My voice cracked at the term that used to mean so much to me. Now it seemed as though it shouldn’t.

“You’ve got everything all wrong, Relena.”

“Do I?” I asked, my tone bitter. “Seems to me, I’m right, considering I told him if he didn’t want me here I’d leave to make things easier for him and he didn’t say a word. In fact, short of locking me in a room like a prisoner, he’s avoided me like he’s ashamed of me.”

“You don’t understand—”

“No, I understand fine!” I said.

“Relena, stop!” He searched around and in a lower voice added, “Please, sit with me and let me at least explain to you.”
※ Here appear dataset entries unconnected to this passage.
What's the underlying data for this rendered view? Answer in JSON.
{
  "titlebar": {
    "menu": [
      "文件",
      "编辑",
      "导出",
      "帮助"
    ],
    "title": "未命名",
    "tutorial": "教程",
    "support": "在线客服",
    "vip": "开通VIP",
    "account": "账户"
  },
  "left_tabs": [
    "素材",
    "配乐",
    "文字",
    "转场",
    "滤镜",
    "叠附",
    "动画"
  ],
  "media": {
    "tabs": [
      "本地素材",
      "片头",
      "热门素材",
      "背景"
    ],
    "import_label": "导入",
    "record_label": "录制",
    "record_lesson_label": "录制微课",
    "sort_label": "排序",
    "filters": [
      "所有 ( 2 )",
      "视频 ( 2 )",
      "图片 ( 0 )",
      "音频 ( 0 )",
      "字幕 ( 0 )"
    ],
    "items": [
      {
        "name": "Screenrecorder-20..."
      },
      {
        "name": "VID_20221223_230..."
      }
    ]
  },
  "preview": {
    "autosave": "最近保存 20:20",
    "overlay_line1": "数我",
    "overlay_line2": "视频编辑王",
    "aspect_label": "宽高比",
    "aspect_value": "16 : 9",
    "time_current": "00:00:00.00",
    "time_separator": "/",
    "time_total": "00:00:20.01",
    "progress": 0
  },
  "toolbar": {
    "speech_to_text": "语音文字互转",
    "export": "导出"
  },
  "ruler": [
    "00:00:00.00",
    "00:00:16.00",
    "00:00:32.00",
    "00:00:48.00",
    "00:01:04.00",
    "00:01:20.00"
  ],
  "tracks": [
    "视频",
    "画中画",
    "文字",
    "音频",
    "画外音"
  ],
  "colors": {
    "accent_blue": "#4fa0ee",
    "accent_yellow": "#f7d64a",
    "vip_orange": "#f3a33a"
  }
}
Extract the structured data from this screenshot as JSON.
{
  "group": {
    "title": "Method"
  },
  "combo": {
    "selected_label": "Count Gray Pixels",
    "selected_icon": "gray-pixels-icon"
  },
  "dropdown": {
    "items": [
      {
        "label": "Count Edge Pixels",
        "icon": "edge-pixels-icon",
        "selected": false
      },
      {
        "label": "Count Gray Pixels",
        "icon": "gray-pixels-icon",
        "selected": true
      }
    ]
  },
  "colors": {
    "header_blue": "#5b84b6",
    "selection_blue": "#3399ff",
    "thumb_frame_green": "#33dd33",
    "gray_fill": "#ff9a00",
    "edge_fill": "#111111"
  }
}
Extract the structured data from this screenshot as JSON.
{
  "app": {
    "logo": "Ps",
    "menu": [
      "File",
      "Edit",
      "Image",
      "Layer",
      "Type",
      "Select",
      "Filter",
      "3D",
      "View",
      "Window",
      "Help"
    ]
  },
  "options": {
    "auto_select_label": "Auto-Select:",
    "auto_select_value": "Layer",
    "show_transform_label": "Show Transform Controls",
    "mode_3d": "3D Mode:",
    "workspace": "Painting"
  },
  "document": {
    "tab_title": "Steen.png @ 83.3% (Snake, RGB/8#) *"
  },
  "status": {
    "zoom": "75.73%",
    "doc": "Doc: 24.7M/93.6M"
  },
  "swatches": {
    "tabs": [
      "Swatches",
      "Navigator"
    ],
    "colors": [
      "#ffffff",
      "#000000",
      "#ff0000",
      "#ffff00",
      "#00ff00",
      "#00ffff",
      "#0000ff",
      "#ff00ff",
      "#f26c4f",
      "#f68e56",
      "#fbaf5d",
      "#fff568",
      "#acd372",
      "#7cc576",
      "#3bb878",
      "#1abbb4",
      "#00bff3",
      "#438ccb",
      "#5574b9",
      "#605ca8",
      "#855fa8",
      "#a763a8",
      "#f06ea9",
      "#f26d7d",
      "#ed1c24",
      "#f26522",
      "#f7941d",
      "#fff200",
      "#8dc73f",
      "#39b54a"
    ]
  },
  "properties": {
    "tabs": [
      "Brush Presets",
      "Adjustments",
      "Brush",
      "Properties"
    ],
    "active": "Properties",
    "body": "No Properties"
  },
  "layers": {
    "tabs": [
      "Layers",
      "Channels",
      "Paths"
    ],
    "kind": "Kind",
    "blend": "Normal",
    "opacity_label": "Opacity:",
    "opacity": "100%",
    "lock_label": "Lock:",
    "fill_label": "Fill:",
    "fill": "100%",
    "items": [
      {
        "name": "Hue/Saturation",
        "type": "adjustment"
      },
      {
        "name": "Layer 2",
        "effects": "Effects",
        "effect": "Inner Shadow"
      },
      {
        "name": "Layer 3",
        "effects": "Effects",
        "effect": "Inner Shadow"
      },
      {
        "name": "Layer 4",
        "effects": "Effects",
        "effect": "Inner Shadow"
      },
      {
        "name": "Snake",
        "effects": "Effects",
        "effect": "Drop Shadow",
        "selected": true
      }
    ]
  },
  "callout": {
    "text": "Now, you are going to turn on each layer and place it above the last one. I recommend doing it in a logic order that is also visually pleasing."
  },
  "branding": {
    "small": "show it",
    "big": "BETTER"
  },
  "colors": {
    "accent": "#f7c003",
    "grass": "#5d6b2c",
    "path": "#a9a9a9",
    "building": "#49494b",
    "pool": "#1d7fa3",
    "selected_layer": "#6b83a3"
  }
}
“Danst,” I said and smiled, unsure if he could see my smirk but gave it a shot anyway. “You are a great friend, and I’m grateful for everything you have done for me. And despite my feelings, it is apparent that not only am I not wanted here, but Marren has changed his mind about me. I can’t stay. It hurts too much.”

I choked on the last word. I quickly wrapped my arms tightly around him. “Take care of him for me, please.”

Before he could answer or argue, I let him go and took off in a jog down the road, wiping tears from my eyes.

As soon as I was sure Danst didn’t follow me, I turned to judge the distance I had walked. I didn’t get far. I turned back around to continue down the path. I couldn’t help but let my thoughts trail to Marren and how much I loved him. I needed him to know before I got too far. I stopped in the middle of the path and closed my eyes, focusing on my words.

I love you, Marren. More than I thought a person could love anyone. No matter what, I love you. I love you even though you don’t want me anymore. But, I can’t stay. The pain is too much. I feel like I’m dying a little more each second that passes and you drift further and further from me. I won’t bother you. I won’t even speak your name if that is what you wish. I’m sorry that I wasn’t what you wanted after all.